Although such events have occurred in the past too, their frequency has gone up, say forest officials

By Mohd Imran Khan
Published: Tuesday 02 April 2024
Photo for representation: iStock

Herds of wild elephants from Nepal have damaged green standing maize crops of dozens of farmers in Bihar’s Kishanganj district in the last 48 hours. Days ahead of harvesting, the affected farmers said they are worried about the remaining crops and have no means to protect them.

On April 1 and 2, 2024, two separate elephant herds raided maize fields in half a dozen villages in Dighalbank block in the district.

Noorul Alam, a farmer in Kishanganj, was happy till the end of March with the prospects of a bumper maize harvest this year. But things changed on April 2, when over 2 acres of his standing crop was destroyed by elephants.

“It took more than three months of hard labour to raise the maize crops but right ahead of harvest, the elephants have destroyed everything. 

Alam, who invested a lot of money this season, is now staring at a crisis. “I cannot understand how my family will survive. Maize cultivation is our main source of livelihood. 

The rampage by elephants is posing a major challenge to the farmers and is a matter of great concern, Megha Yadav, divisional forest officer, Araria (Kishanganj is under her jurisdiction) told Down To Earth. Moreover, this is not a one-off incident, she added. “The latest incident of herds of elephants entering farm fields and destroying standing maize crops is not new. This is the 18th such incident in the area in the last three months (90 days).” 

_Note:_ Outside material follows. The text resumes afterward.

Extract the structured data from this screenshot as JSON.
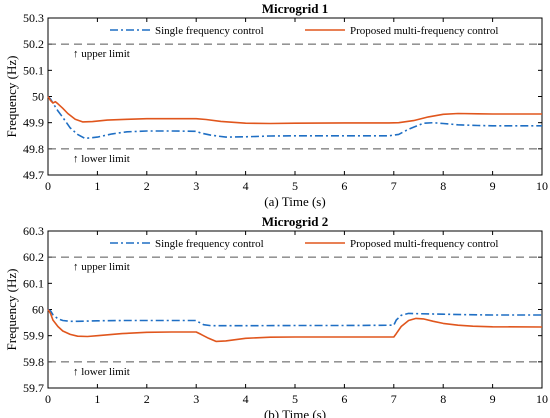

Kishanganj is part of the flood-prone Seemanchal region. Along with Koshi, the region has emerged as a hub of maize cultivation in the last two decades.

Forest officials said the green standing maize plants attract the elephant herds from forests in Nepal. In search of food, the animals enter Doriya, Banswari, Suribhitta, Panchagachi, Dhantola, Jadutola, Tangtangi, Salbari and Lohagarh villages in Dighalbank during maize cultivation period, they added.

Such incidents of plunder have also been recorded in the past – a 200-year-old district gazette revealed that the villages around the border are an old territory of elephants from Nepal, Yadav noted. But they happen more often now, according to Sandip Kumar, a district forest official in Kishanganj. The rampaging elephants killed two people last year, he added. “The incidents of rampage by elephant herds increased in the last two to three years.”

Yadav shared that the pachyderms also damaged over two dozen thatched-roof and tin houses belonging to poor people and injured some local villagers.

The villagers have urged the administration to initiate necessary measures to deal with the problem, fearing more attacks in the future and an increasing threat to lives and property, particularly standing maize crops.

Yadav said that farmers, who are the main victims of the elephant menace, are struggling to get compensation due to a lack of proper land documents. This is because, she added, their farmlands lie in a disputed area on the India-Nepal border, which is considered a ‘no-man’s land’.